The GOP's all-white, all-male lineup of House committee chairs represents "a real problem for the Republican Party," Newt Gingrich told Jay Leno on Thursday night. "The fact is, that picture is, by definition, not helpful," Gingrich said, adding that he planned to spend the next few months studying where Republicans erred in this election cycle and "what we didn't understand about how America's evolving and changing."
Late last year, House Republicans announced their committee chairs for the 114th Congress, and when it comes to diversity, the GOP majority fell short: there are 21 House committees and 20 of them will be led by white men. The exception will be the House Administration Committee -- responsible for overseeing the administrative tasks associated with the Capitol itself, including the cafeteria, office supplies, etc. -- which will be led by a white woman.
As Rachel noted on the show after the announcements were made, "This is your Republican Party in Washington in all its glory. It should be noted, this is the cross-section of America they're offering to the American people now that they've taken power."
Senate Republicans didn't announce their committee chairs until late last week, but I was curious to see if they'd fare any better on the diversity front.
And in a way, they did. The Senate, like the House, has 21 committees, but instead of 20 white men and one white woman, the upper chamber's committees will be led by 19 white men and two white women. They'll join the Senate Republicans' five-member leadership team, which is comprised entirely of white men.
In fairness, one can argue that the deck was stacked against GOP leaders when making these decisions -- committee chairmanships and leadership posts are often based on seniority, and given that the Senate Republican conference has been dominated by white men for quite a while, they're necessarily the ones who are in a position to rise when powerful slots open up. Maybe it'll be better in the future.
Still, Newt Gingrich's comments from two years ago come to mind.

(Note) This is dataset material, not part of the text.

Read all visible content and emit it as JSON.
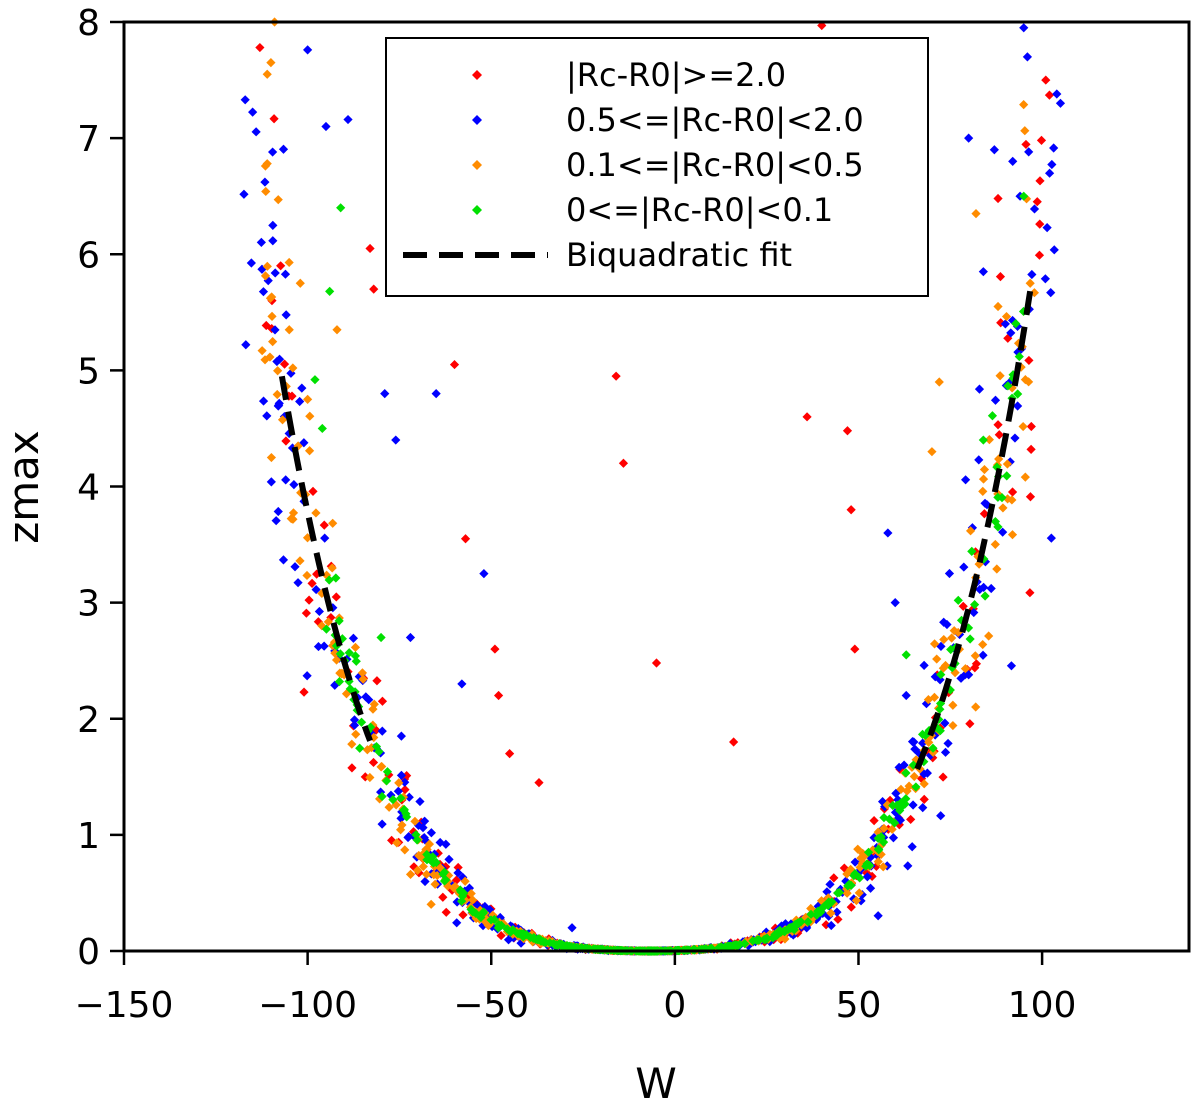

The former Speaker appeared on "The Tonight Show" shortly after the 2012 elections, and Jay Leno showed him a picture of the House Republicans' committee chairs, dominated by white men. Gingrich conceded the point.
The fact that the Senate lineup is so similar -- 19 white men instead of 20 in the House -- only helps reinforce the broader concern.
Indeed, it's not just committee chairs. Rebecca Leber noted a few months ago that when it comes to committee witnesses -- experts called in to offer guidance to policymakers -- Republican committee chairs invite men to testify 77% of the time.